C.R: Non credo che la tecnologia possa causare difficoltà alla nostra memoria in modo diretto, il problema è come ci approcciamo ai devices e ai social media. Se usiamo una telecamera per documentare distrattamente le nostre esperienze, ad esempio filmando un intero concerto o fotografando il nostro cibo durante una cena, allora ci stiamo impedendo di essere immersi nell’esperienza e ci priviamo dei suoni, degli odori, dei sapori, delle impressioni visive e delle emozioni che danno vita alla nostra memoria. Possiamo utilizzare una fotocamera o anche un social media per migliorare la nostra memoria, se li usiamo però per focalizzarci sulla nostra esperienza e registrare momenti che, in futuro, ci serviranno come indizi per aiutarci a ricordare quell’evento.

 

[I believe that technology does not directly cause problems for our memory, but the problem is the way we interact with devices and digital media. If you use a camera to mindlessly document your experiences like filming an entire concert or taking pictures of your food during a dinner, then you are diverting yourself from being immersed in the experience, depriving yourself of the sights, sounds, smells, and emotions that give life to your memory. You can use a camera or even a social media post to enhance your memory if you use it to help you focus on your experience, and record moments that will later serve as cues to help you recall the experience later on.]

 

Benjamin Arthur per NPR
Benjamin Arthur per NPR

 

E.P: Un’ultima domanda. Nelle prime pagine del libro lei sottolinea, come accennavamo nelle precedenti domande, che la memoria determina ciò che siamo e possiamo essere, tanto come individui quanto come società.
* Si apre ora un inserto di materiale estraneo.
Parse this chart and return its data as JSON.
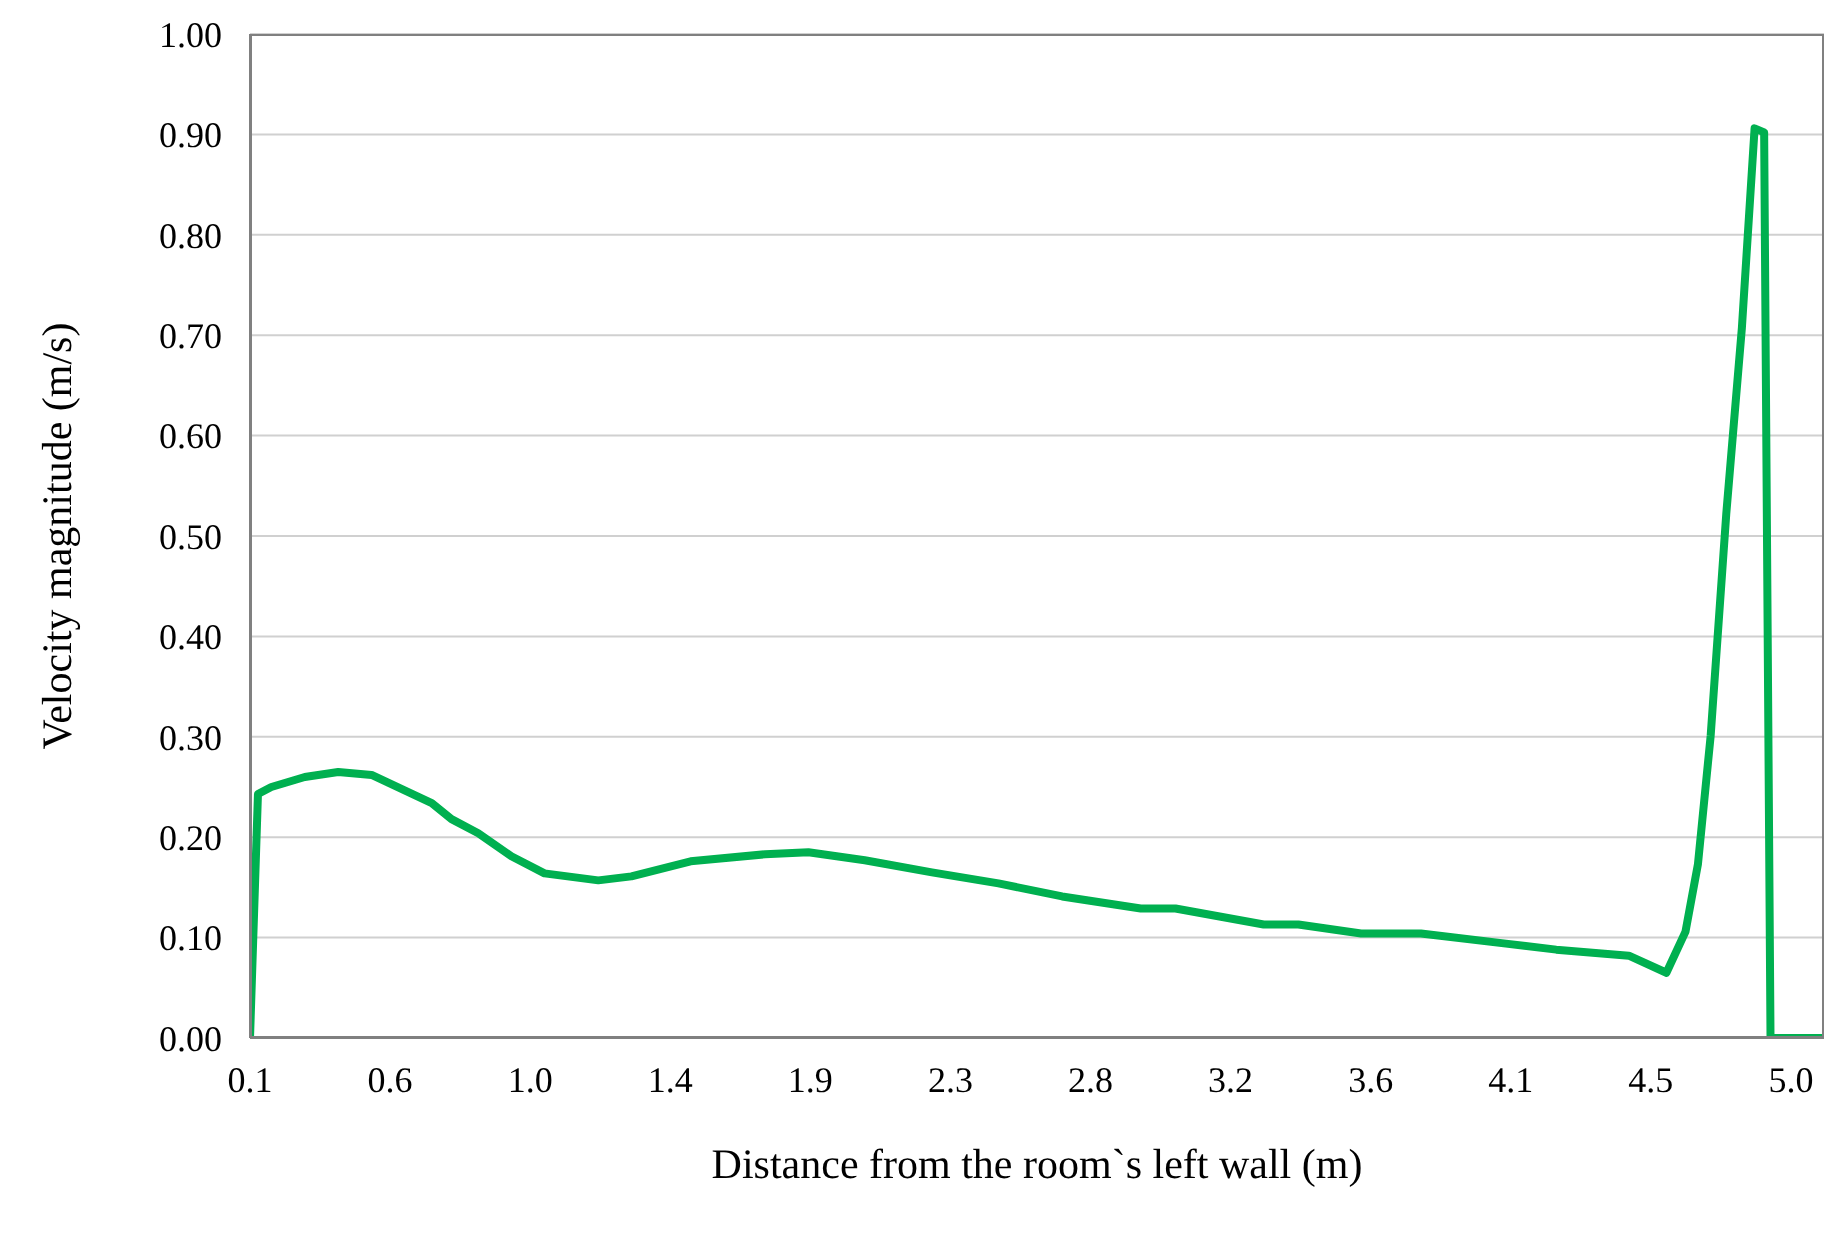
{
  "chart_data": {
    "type": "line",
    "xlabel": "Distance from the room`s left wall (m)",
    "ylabel": "Velocity magnitude (m/s)",
    "x": [
      0.12,
      0.145,
      0.187,
      0.292,
      0.397,
      0.502,
      0.604,
      0.691,
      0.753,
      0.837,
      0.941,
      1.045,
      1.214,
      1.318,
      1.504,
      1.738,
      1.874,
      2.051,
      2.262,
      2.471,
      2.671,
      2.918,
      3.027,
      3.304,
      3.413,
      3.61,
      3.798,
      4.065,
      4.223,
      4.451,
      4.569,
      4.629,
      4.668,
      4.708,
      4.757,
      4.806,
      4.846,
      4.876,
      4.896,
      5.064
    ],
    "series": [
      {
        "color": "#00b050",
        "values": [
          0,
          0.243,
          0.25,
          0.26,
          0.265,
          0.262,
          0.247,
          0.234,
          0.218,
          0.204,
          0.181,
          0.164,
          0.157,
          0.161,
          0.176,
          0.183,
          0.185,
          0.177,
          0.165,
          0.154,
          0.141,
          0.129,
          0.129,
          0.113,
          0.113,
          0.104,
          0.104,
          0.094,
          0.088,
          0.082,
          0.065,
          0.106,
          0.173,
          0.301,
          0.522,
          0.707,
          0.906,
          0.902,
          0,
          0
        ]
      }
    ],
    "xlim": [
      0.12,
      5.064
    ],
    "xticks": [
      {
        "value": 0.12,
        "label": "0.1"
      },
      {
        "value": 0.56,
        "label": "0.6"
      },
      {
        "value": 1.0,
        "label": "1.0"
      },
      {
        "value": 1.44,
        "label": "1.4"
      },
      {
        "value": 1.88,
        "label": "1.9"
      },
      {
        "value": 2.32,
        "label": "2.3"
      },
      {
        "value": 2.76,
        "label": "2.8"
      },
      {
        "value": 3.2,
        "label": "3.2"
      },
      {
        "value": 3.64,
        "label": "3.6"
      },
      {
        "value": 4.08,
        "label": "4.1"
      },
      {
        "value": 4.52,
        "label": "4.5"
      },
      {
        "value": 4.96,
        "label": "5.0"
      }
    ],
    "ylim": [
      0,
      1
    ],
    "yticks": [
      {
        "value": 0,
        "label": "0.00"
      },
      {
        "value": 0.1,
        "label": "0.10"
      },
      {
        "value": 0.2,
        "label": "0.20"
      },
      {
        "value": 0.3,
        "label": "0.30"
      },
      {
        "value": 0.4,
        "label": "0.40"
      },
      {
        "value": 0.5,
        "label": "0.50"
      },
      {
        "value": 0.6,
        "label": "0.60"
      },
      {
        "value": 0.7,
        "label": "0.70"
      },
      {
        "value": 0.8,
        "label": "0.80"
      },
      {
        "value": 0.9,
        "label": "0.90"
      },
      {
        "value": 1,
        "label": "1.00"
      }
    ],
    "grid": "y",
    "legend": false,
    "marker": "none",
    "line_style": "solid"
  }
}
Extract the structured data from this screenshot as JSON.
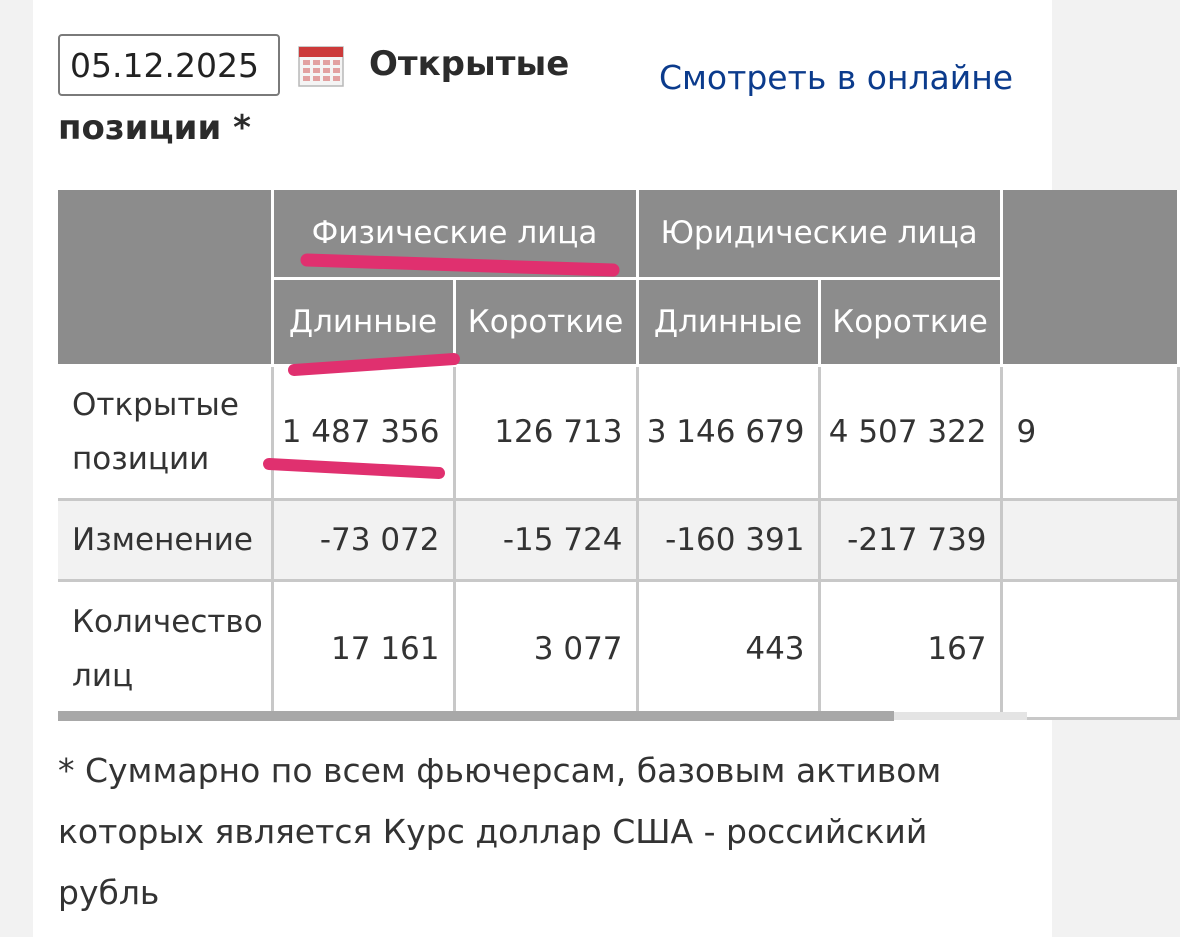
{
  "date_field": {
    "value": "05.12.2025"
  },
  "title": {
    "line1": "Открытые",
    "line2": "позиции *"
  },
  "online_link": {
    "label": "Смотреть в онлайне"
  },
  "table": {
    "group_headers": [
      "Физические лица",
      "Юридические лица"
    ],
    "sub_headers": [
      "Длинные",
      "Короткие",
      "Длинные",
      "Короткие"
    ],
    "rows": [
      {
        "label": "Открытые позиции",
        "values": [
          "1 487 356",
          "126 713",
          "3 146 679",
          "4 507 322"
        ],
        "cut_value": "9"
      },
      {
        "label": "Изменение",
        "values": [
          "-73 072",
          "-15 724",
          "-160 391",
          "-217 739"
        ]
      },
      {
        "label": "Количество лиц",
        "values": [
          "17 161",
          "3 077",
          "443",
          "167"
        ]
      }
    ]
  },
  "footnote": "* Суммарно по всем фьючерсам, базовым активом которых является Курс доллар США - российский рубль",
  "colors": {
    "header_bg": "#8c8c8c",
    "link": "#0b3b8c",
    "highlight_marks": "#e0306f",
    "calendar_icon": "#cc3a3a"
  },
  "icons": {
    "calendar": "calendar-icon"
  }
}
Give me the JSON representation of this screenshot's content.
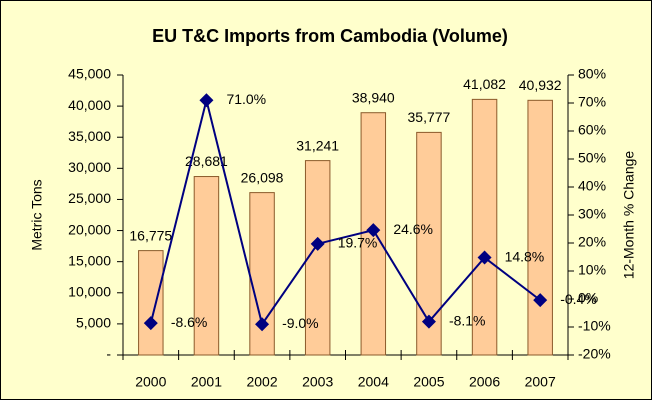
{
  "chart_data": {
    "type": "bar",
    "title": "EU T&C Imports from Cambodia (Volume)",
    "y_label": "Metric Tons",
    "y2_label": "12-Month % Change",
    "categories": [
      "2000",
      "2001",
      "2002",
      "2003",
      "2004",
      "2005",
      "2006",
      "2007"
    ],
    "series": [
      {
        "type": "bar",
        "color": "#ffcc99",
        "values": [
          16775,
          28681,
          26098,
          31241,
          38940,
          35777,
          41082,
          40932
        ],
        "value_labels": [
          "16,775",
          "28,681",
          "26,098",
          "31,241",
          "38,940",
          "35,777",
          "41,082",
          "40,932"
        ]
      },
      {
        "type": "line",
        "axis": "y2",
        "color": "#000080",
        "values": [
          -8.6,
          71.0,
          -9.0,
          19.7,
          24.6,
          -8.1,
          14.8,
          -0.4
        ],
        "value_labels": [
          "-8.6%",
          "71.0%",
          "-9.0%",
          "19.7%",
          "24.6%",
          "-8.1%",
          "14.8%",
          "-0.4%"
        ]
      }
    ],
    "ylim": [
      0,
      45000
    ],
    "yticks": [
      {
        "value": 0,
        "label": "-"
      },
      {
        "value": 5000,
        "label": "5,000"
      },
      {
        "value": 10000,
        "label": "10,000"
      },
      {
        "value": 15000,
        "label": "15,000"
      },
      {
        "value": 20000,
        "label": "20,000"
      },
      {
        "value": 25000,
        "label": "25,000"
      },
      {
        "value": 30000,
        "label": "30,000"
      },
      {
        "value": 35000,
        "label": "35,000"
      },
      {
        "value": 40000,
        "label": "40,000"
      },
      {
        "value": 45000,
        "label": "45,000"
      }
    ],
    "y2lim": [
      -20,
      80
    ],
    "y2ticks": [
      {
        "value": -20,
        "label": "-20%"
      },
      {
        "value": -10,
        "label": "-10%"
      },
      {
        "value": 0,
        "label": "0%"
      },
      {
        "value": 10,
        "label": "10%"
      },
      {
        "value": 20,
        "label": "20%"
      },
      {
        "value": 30,
        "label": "30%"
      },
      {
        "value": 40,
        "label": "40%"
      },
      {
        "value": 50,
        "label": "50%"
      },
      {
        "value": 60,
        "label": "60%"
      },
      {
        "value": 70,
        "label": "70%"
      },
      {
        "value": 80,
        "label": "80%"
      }
    ]
  }
}
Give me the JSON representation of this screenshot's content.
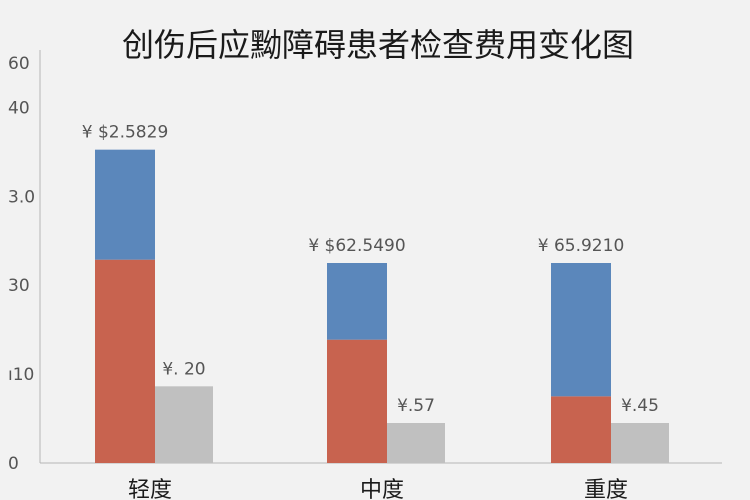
{
  "chart_data": {
    "type": "bar",
    "stacked_first_series": true,
    "title": "创伤后应黝障碍患者检查费用变化图",
    "xlabel": "",
    "ylabel": "",
    "ylim": [
      0,
      60
    ],
    "yticks": [
      "0",
      "ı10",
      "30",
      "3.0",
      "40",
      "60"
    ],
    "categories": [
      "轻度",
      "中度",
      "重度"
    ],
    "series": [
      {
        "values": [
          30.5,
          18.5,
          10.0
        ],
        "color": "#c8634f",
        "stack": "A"
      },
      {
        "values": [
          16.5,
          11.5,
          20.0
        ],
        "color": "#5b87bb",
        "stack": "A"
      },
      {
        "values": [
          11.5,
          6.0,
          6.0
        ],
        "color": "#c0c0c0",
        "stack": "B"
      }
    ],
    "stack_labels": [
      "¥ $2.5829",
      "¥ $62.5490",
      "¥ 65.9210"
    ],
    "gray_labels": [
      "¥. 20",
      "¥.57",
      "¥.45"
    ],
    "grid": false
  }
}
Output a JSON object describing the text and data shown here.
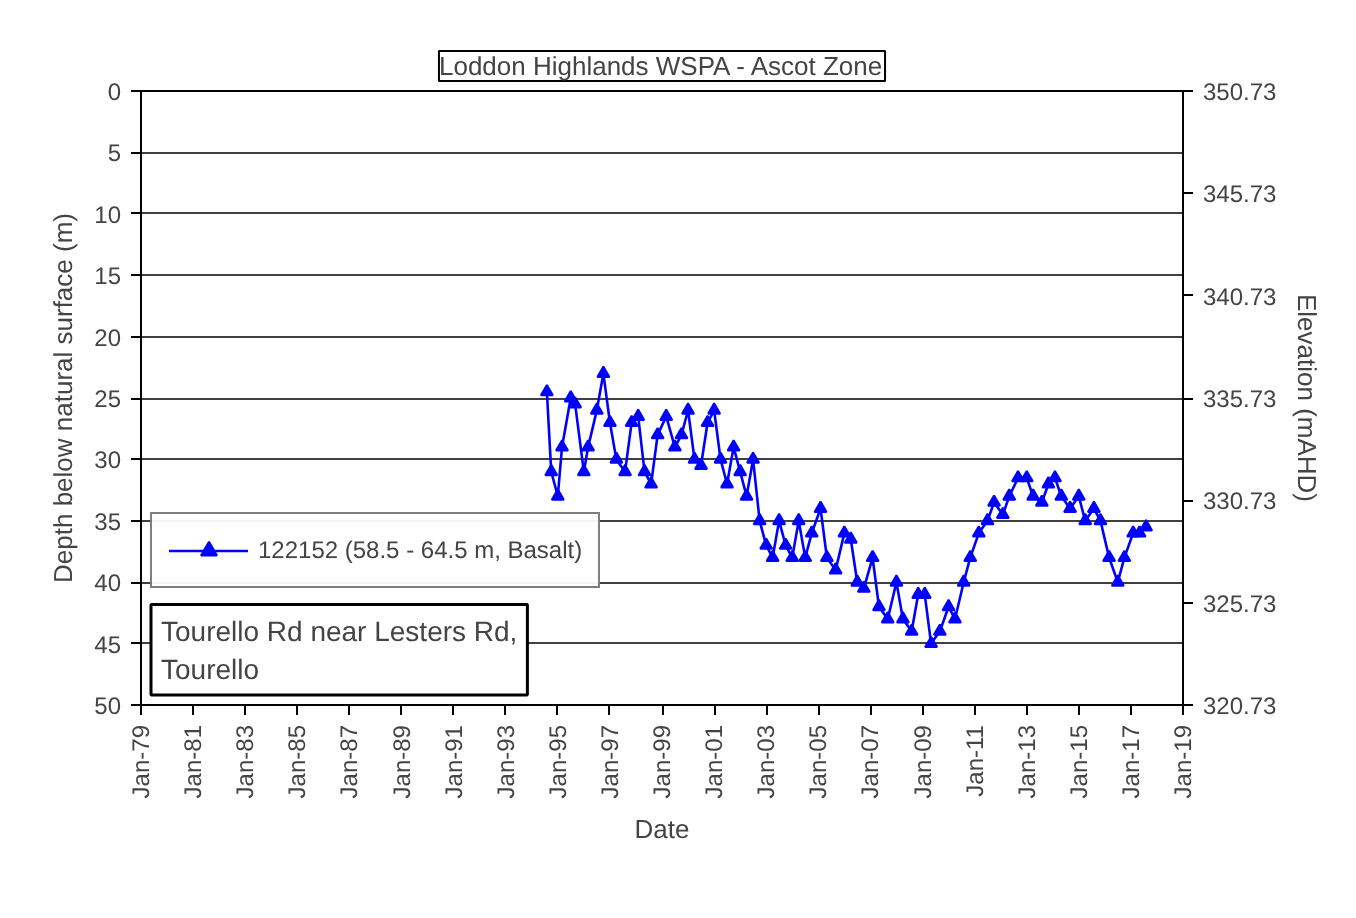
{
  "chart_data": {
    "type": "line",
    "title": "Loddon Highlands WSPA - Ascot Zone",
    "xlabel": "Date",
    "ylabel": "Depth below natural surface (m)",
    "y2label": "Elevation (mAHD)",
    "annotations": [
      "Tourello Rd near Lesters Rd, Tourello"
    ],
    "x": [
      "1994-08",
      "1994-10",
      "1995-01",
      "1995-03",
      "1995-07",
      "1995-09",
      "1996-01",
      "1996-03",
      "1996-07",
      "1996-10",
      "1997-01",
      "1997-04",
      "1997-08",
      "1997-11",
      "1998-02",
      "1998-05",
      "1998-08",
      "1998-11",
      "1999-03",
      "1999-07",
      "1999-10",
      "2000-01",
      "2000-04",
      "2000-07",
      "2000-10",
      "2001-01",
      "2001-04",
      "2001-07",
      "2001-10",
      "2002-01",
      "2002-04",
      "2002-07",
      "2002-10",
      "2003-01",
      "2003-04",
      "2003-07",
      "2003-10",
      "2004-01",
      "2004-04",
      "2004-07",
      "2004-10",
      "2005-02",
      "2005-05",
      "2005-09",
      "2006-01",
      "2006-04",
      "2006-07",
      "2006-10",
      "2007-02",
      "2007-05",
      "2007-09",
      "2008-01",
      "2008-04",
      "2008-08",
      "2008-11",
      "2009-02",
      "2009-05",
      "2009-09",
      "2010-01",
      "2010-04",
      "2010-08",
      "2010-11",
      "2011-03",
      "2011-07",
      "2011-10",
      "2012-02",
      "2012-05",
      "2012-09",
      "2013-01",
      "2013-04",
      "2013-08",
      "2013-11",
      "2014-02",
      "2014-05",
      "2014-09",
      "2015-01",
      "2015-04",
      "2015-08",
      "2015-11",
      "2016-03",
      "2016-07",
      "2016-10",
      "2017-02",
      "2017-05",
      "2017-08"
    ],
    "series": [
      {
        "name": "122152 (58.5 - 64.5 m, Basalt)",
        "color": "#0000ff",
        "values": [
          24.5,
          31,
          33,
          29,
          25,
          25.5,
          31,
          29,
          26,
          23,
          27,
          30,
          31,
          27,
          26.5,
          31,
          32,
          28,
          26.5,
          29,
          28,
          26,
          30,
          30.5,
          27,
          26,
          30,
          32,
          29,
          31,
          33,
          30,
          35,
          37,
          38,
          35,
          37,
          38,
          35,
          38,
          36,
          34,
          38,
          39,
          36,
          36.5,
          40,
          40.5,
          38,
          42,
          43,
          40,
          43,
          44,
          41,
          41,
          45,
          44,
          42,
          43,
          40,
          38,
          36,
          35,
          33.5,
          34.5,
          33,
          31.5,
          31.5,
          33,
          33.5,
          32,
          31.5,
          33,
          34,
          33,
          35,
          34,
          35,
          38,
          40,
          38,
          36,
          36,
          35.5
        ]
      }
    ],
    "ylim": [
      50,
      0
    ],
    "yticks": [
      0,
      5,
      10,
      15,
      20,
      25,
      30,
      35,
      40,
      45,
      50
    ],
    "y2lim": [
      320.73,
      350.73
    ],
    "y2ticks": [
      320.73,
      325.73,
      330.73,
      335.73,
      340.73,
      345.73,
      350.73
    ],
    "xlim": [
      "1979-01",
      "2019-01"
    ],
    "xticks": [
      {
        "value": "1979-01",
        "label": "Jan-79"
      },
      {
        "value": "1981-01",
        "label": "Jan-81"
      },
      {
        "value": "1983-01",
        "label": "Jan-83"
      },
      {
        "value": "1985-01",
        "label": "Jan-85"
      },
      {
        "value": "1987-01",
        "label": "Jan-87"
      },
      {
        "value": "1989-01",
        "label": "Jan-89"
      },
      {
        "value": "1991-01",
        "label": "Jan-91"
      },
      {
        "value": "1993-01",
        "label": "Jan-93"
      },
      {
        "value": "1995-01",
        "label": "Jan-95"
      },
      {
        "value": "1997-01",
        "label": "Jan-97"
      },
      {
        "value": "1999-01",
        "label": "Jan-99"
      },
      {
        "value": "2001-01",
        "label": "Jan-01"
      },
      {
        "value": "2003-01",
        "label": "Jan-03"
      },
      {
        "value": "2005-01",
        "label": "Jan-05"
      },
      {
        "value": "2007-01",
        "label": "Jan-07"
      },
      {
        "value": "2009-01",
        "label": "Jan-09"
      },
      {
        "value": "2011-01",
        "label": "Jan-11"
      },
      {
        "value": "2013-01",
        "label": "Jan-13"
      },
      {
        "value": "2015-01",
        "label": "Jan-15"
      },
      {
        "value": "2017-01",
        "label": "Jan-17"
      },
      {
        "value": "2019-01",
        "label": "Jan-19"
      }
    ],
    "grid": "y",
    "legend": "left",
    "marker": "triangle",
    "line_style": "solid"
  }
}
Secondo lei che rapporto può essere tracciato tra la memoria individuale e quella collettiva? In che misura le due sfere si influenzano vicendevolmente?

 

C.R: Credo che quasi tutti i nostri ricordi più importanti siano ricordi collettivi. Una volta che condividiamo un ricordo con qualcuno e osserviamo la sua reazione al nostro racconto, il nostro ricordo viene trasformato da quell’iterazione sociale. Allo stesso modo, il nostro interlocutore ora ha un ricordo della storia che gli abbiamo narrato. Anche questa è memoria collettiva. Le esperienze che viviamo negli anni della nostra formazione determinano il modo in cui noi vediamo e ricordiamo il mondo che ci circonda, e nella misura in cui molti di noi hanno condiviso esperienze – di povertà o privilegio, vittoria o sconfitta e così via – i nostri ricordi diventano memoria collettiva che può avere vita propria e dare forma a narrazioni culturali o storiche. Le nostre convinzioni culturali, a loro volta, determinano come ricostruiamo il passato e come percepiamo il ruolo che abbiamo ricoperto nelle nostre esperienze. In altre parole, è difficile per me non giungere alla conclusione che la memoria collettiva e quella individuale sono inestricabilmente legate.

 

[I believe that almost all of our important memories are collective memories. Once we share a memory with someone else and see their reaction to our story, then our memory becomes transformed through the social interaction. Likewise, your conversation partner now has a memory for the story that you told them. That too is a collective memory. The experiences that we have during our most formative years shape the way we see and remember the world around us, and to the extent that many of us have shared experiences  of poverty or privilege, victory or defeat, and so on  our individual memories become a collective memory that can take on a life of its own, shaping cultural and historical narratives. Our cultural beliefs, in turn, shape how we reconstruct the past and how we see the part that we played in our experiences. In other words, it is hard for me to escape the conclusion that individual and collective memory are inextricably linked.]